Sonra sessizlik derinleşti gümbürtü tramvaylarla geçip giderken: Eski kanalın zar zor duyulan son duasını ve can çekişen yeşil sakallı sarayların kemiklerinin çatırdamasını dinlerken aç otomobiller kükredi penceremizin altında bir anda.

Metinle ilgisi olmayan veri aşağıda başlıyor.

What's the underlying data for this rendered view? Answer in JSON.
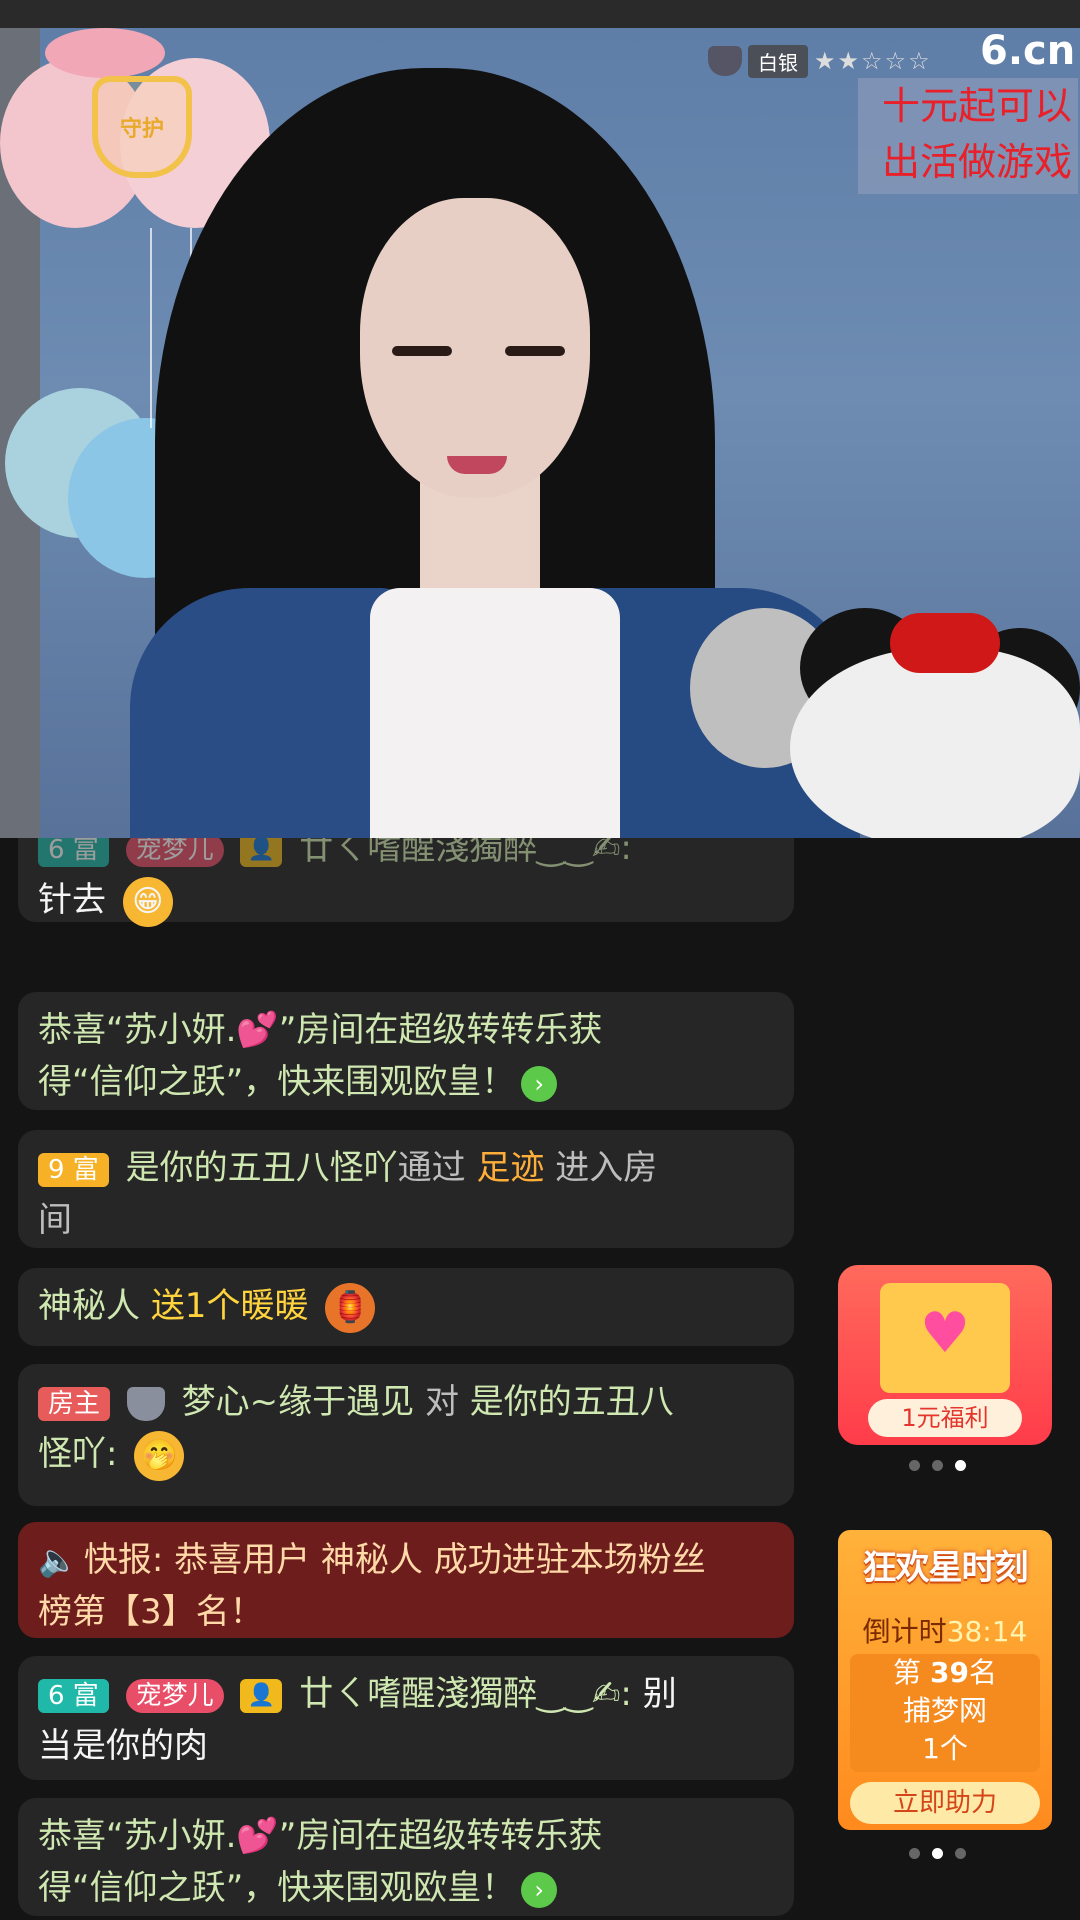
{
  "overlay": {
    "guard_badge": "守护",
    "rank_label": "白银",
    "rank_stars": "★★☆☆☆",
    "site_logo": "6.cn",
    "promo_line1": "十元起可以",
    "promo_line2": "出活做游戏"
  },
  "chat": {
    "messages": [
      {
        "rich_level": "6 富",
        "pet": "宠梦儿",
        "user": "廿ㄑ嗜醒淺獨醉‿‿✍:",
        "text_cont": "针去"
      },
      {
        "line1": "恭喜“苏小妍.💕”房间在超级转转乐获",
        "line2": "得“信仰之跃”，快来围观欧皇！"
      },
      {
        "rich_level": "9 富",
        "user": "是你的五丑八怪吖",
        "via": "通过",
        "item": "足迹",
        "action": "进入房",
        "action2": "间"
      },
      {
        "user": "神秘人",
        "gift": "送1个暖暖"
      },
      {
        "role": "房主",
        "user": "梦心~缘于遇见",
        "to": "对",
        "target": "是你的五丑八",
        "target2": "怪吖:"
      },
      {
        "icon": "speaker-icon",
        "line1": "快报: 恭喜用户 神秘人 成功进驻本场粉丝",
        "line2": "榜第【3】名！"
      },
      {
        "rich_level": "6 富",
        "pet": "宠梦儿",
        "user": "廿ㄑ嗜醒淺獨醉‿‿✍:",
        "text": "别",
        "text2": "当是你的肉"
      },
      {
        "line1": "恭喜“苏小妍.💕”房间在超级转转乐获",
        "line2": "得“信仰之跃”，快来围观欧皇！"
      }
    ]
  },
  "side": {
    "welfare_label": "1元福利",
    "event_title": "狂欢星时刻",
    "countdown_label": "倒计时",
    "countdown_time": "38:14",
    "rank_prefix": "第",
    "rank_num": "39",
    "rank_suffix": "名",
    "prize_name": "捕梦网",
    "prize_count": "1个",
    "help_button": "立即助力"
  },
  "colors": {
    "accent_green": "#5cc94a",
    "alert_bg": "#6e1d1d",
    "card_red": "#ff3c4a",
    "card_orange": "#ff8a1e"
  }
}
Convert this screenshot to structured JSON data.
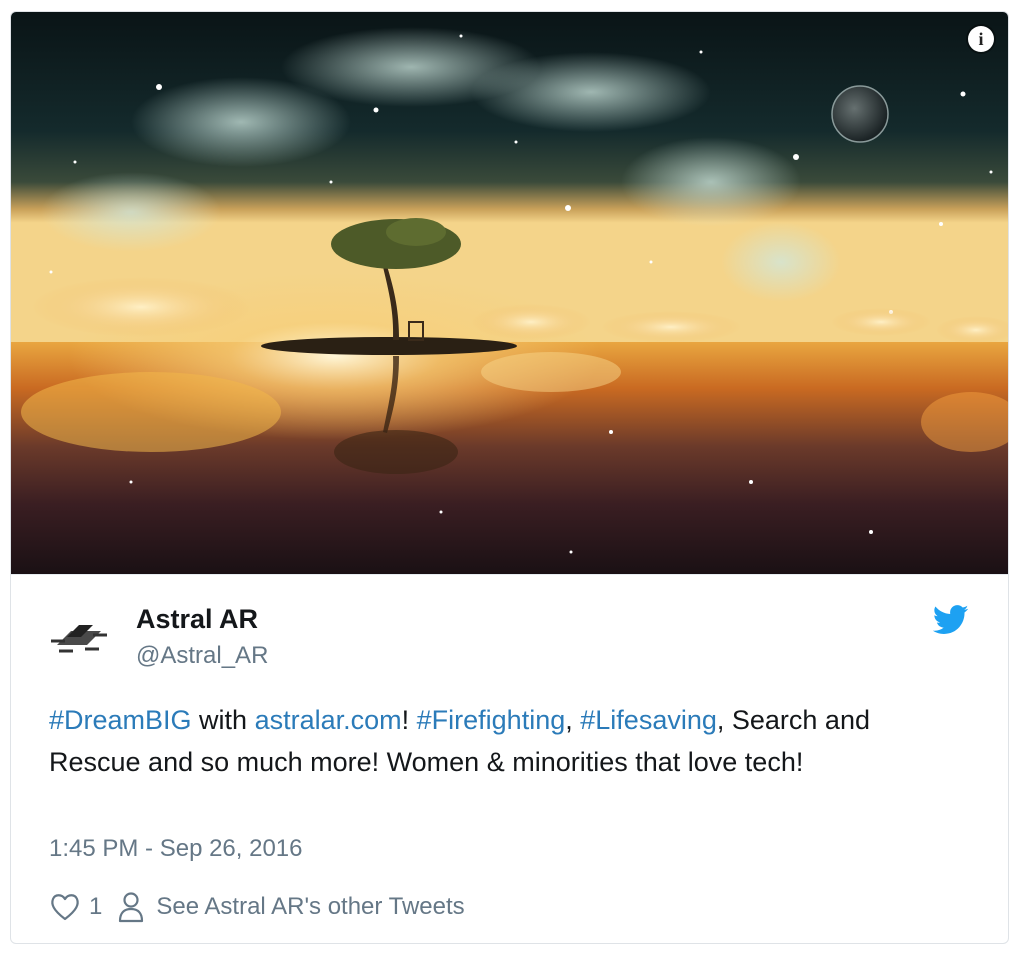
{
  "media": {
    "info_icon": "info-icon",
    "info_glyph": "i"
  },
  "author": {
    "name": "Astral AR",
    "handle": "@Astral_AR",
    "avatar_icon": "drone-avatar-icon",
    "platform_icon": "twitter-bird-icon"
  },
  "tweet": {
    "segments": [
      {
        "text": "#DreamBIG",
        "link": true
      },
      {
        "text": " with ",
        "link": false
      },
      {
        "text": "astralar.com",
        "link": true
      },
      {
        "text": "! ",
        "link": false
      },
      {
        "text": "#Firefighting",
        "link": true
      },
      {
        "text": ", ",
        "link": false
      },
      {
        "text": "#Lifesaving",
        "link": true
      },
      {
        "text": ", Search and Rescue and so much more! Women & minorities that love tech!",
        "link": false
      }
    ],
    "timestamp": "1:45 PM - Sep 26, 2016"
  },
  "actions": {
    "like_icon": "heart-icon",
    "like_count": "1",
    "profile_icon": "person-icon",
    "other_tweets_label": "See Astral AR's other Tweets"
  },
  "colors": {
    "link": "#2b7bb9",
    "muted": "#657786",
    "twitter_blue": "#1da1f2"
  }
}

“Gelin, dostlarım!” dedim. “Gidelim.” Nihayet, Söylencebilim sona erdi ve geride bıraktık yalnız düşünce ile kavranabilir olana esrarlı tapınmakları. Sentor’un doğumuna şahitlik edeceğiz ve yakında ilk meleklerin uçtuğunu göreceğiz! Hayatın kapılarını zorlamalıyız, test etmeliyiz sürgülerini kilitlerini. Hadi gidelim! Bakın işte orada yer yüzündeki ilk gün doğumu! Bin yıllık karanlığımızı ilk kez kamçılayan bu kırmızı kılıcın ihtişamıdır görkemine hiçbir şey denk tutulamayacak olan.

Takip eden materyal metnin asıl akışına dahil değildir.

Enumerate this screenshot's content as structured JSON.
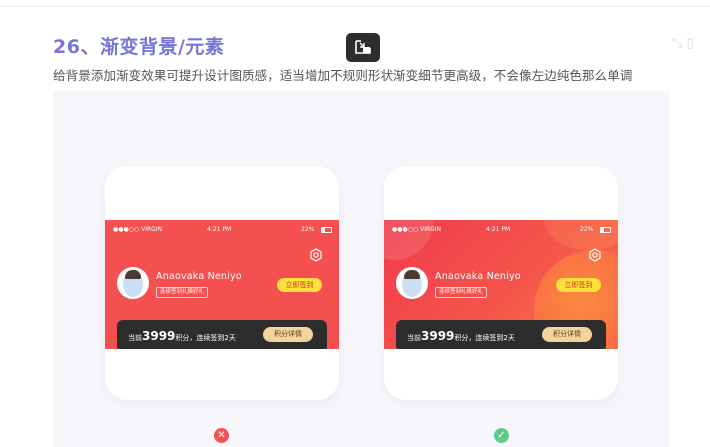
{
  "heading": {
    "title": "26、渐变背景/元素",
    "subtitle": "给背景添加渐变效果可提升设计图质感，适当增加不规则形状渐变细节更高级，不会像左边纯色那么单调"
  },
  "overlay": {
    "pip_icon": "picture-in-picture-icon",
    "corner_icon": "fullscreen-icon"
  },
  "mockups": [
    {
      "variant": "flat",
      "status_bar": {
        "carrier": "●●●○○ VIRGIN",
        "time": "4:21 PM",
        "battery": "22%"
      },
      "profile": {
        "name": "Anaovaka Neniyo",
        "tag": "连续签到礼换好礼",
        "checkin_button": "立即签到"
      },
      "points": {
        "prefix": "当前",
        "value": "3999",
        "suffix": "积分，连续签到2天",
        "button": "积分详情"
      },
      "verdict": "✕",
      "accent": "#f55050"
    },
    {
      "variant": "gradient",
      "status_bar": {
        "carrier": "●●●○○ VIRGIN",
        "time": "4:21 PM",
        "battery": "22%"
      },
      "profile": {
        "name": "Anaovaka Neniyo",
        "tag": "连续签到礼换好礼",
        "checkin_button": "立即签到"
      },
      "points": {
        "prefix": "当前",
        "value": "3999",
        "suffix": "积分，连续签到2天",
        "button": "积分详情"
      },
      "verdict": "✓",
      "accent": "#f87748"
    }
  ]
}
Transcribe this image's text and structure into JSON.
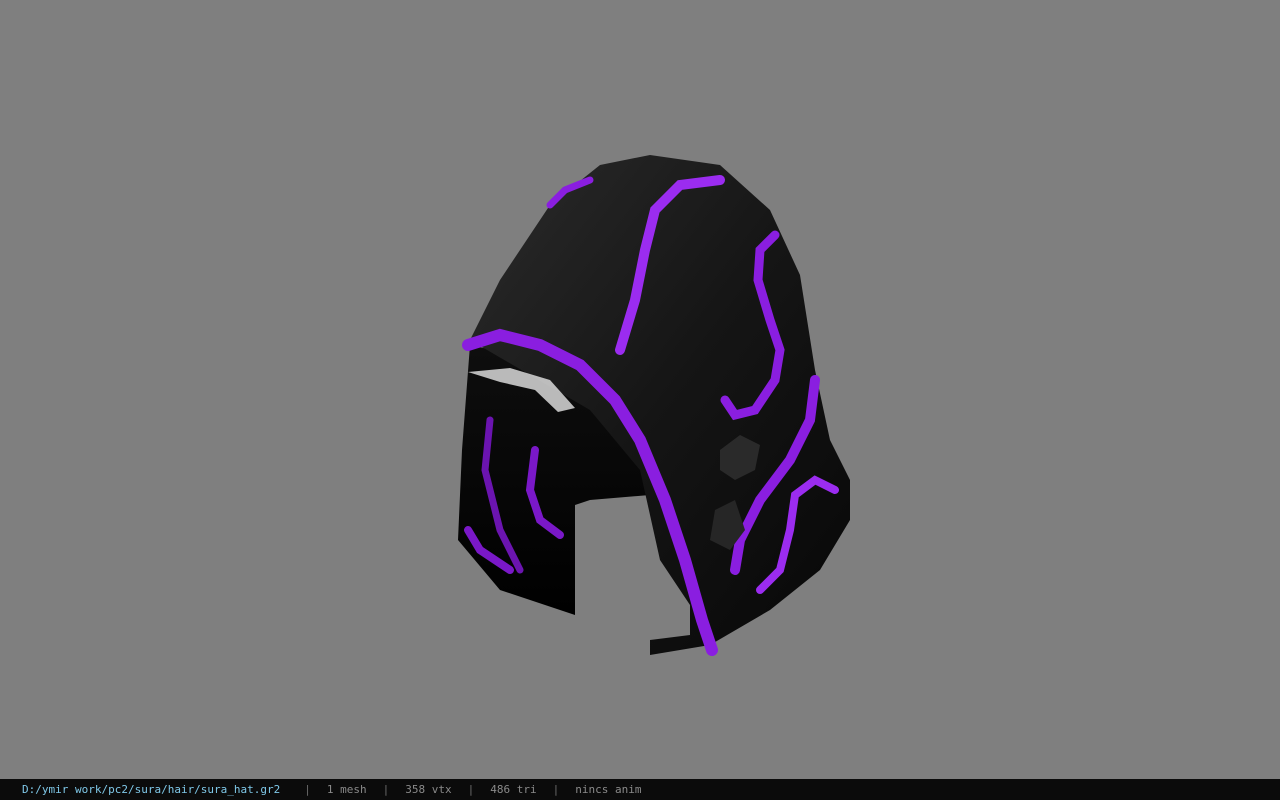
{
  "viewport": {
    "background": "#7f7f7f",
    "model_name": "hood"
  },
  "status": {
    "file_path": "D:/ymir work/pc2/sura/hair/sura_hat.gr2",
    "separator": "|",
    "mesh": "1 mesh",
    "vertices": "358 vtx",
    "triangles": "486 tri",
    "anim": "nincs anim"
  },
  "colors": {
    "path_color": "#7fc8e8",
    "stat_color": "#8a8a8a",
    "hood_black": "#141414",
    "hood_purple": "#8a1ee0"
  }
}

Üç hırlayan makineye doğru ilerleyip memelerini okşadık. Ben kendi makinemin üstüne sedyeye yatırılmış bir ölü gibi uzandım –ama makinenin direksiyonunun altında, bir giyotin bıçağı gibi, karnıma doğru batan şeyle aniden tekrar ayıldım. Görkemli bir delilik dalgası bizi sarsıp kendimize getirdi ve sokaklarda savurdu kurumuş akarsu yatakları gibi dik ve derin. Orada burada, pencerelerdeki hüzünlü lambalar, vezinli gözlerimizi küçümsemeyi öğretti bize. “Koku!” diye bağırdım. “Yırtıcı hayvanlar için yeterlidir koku.”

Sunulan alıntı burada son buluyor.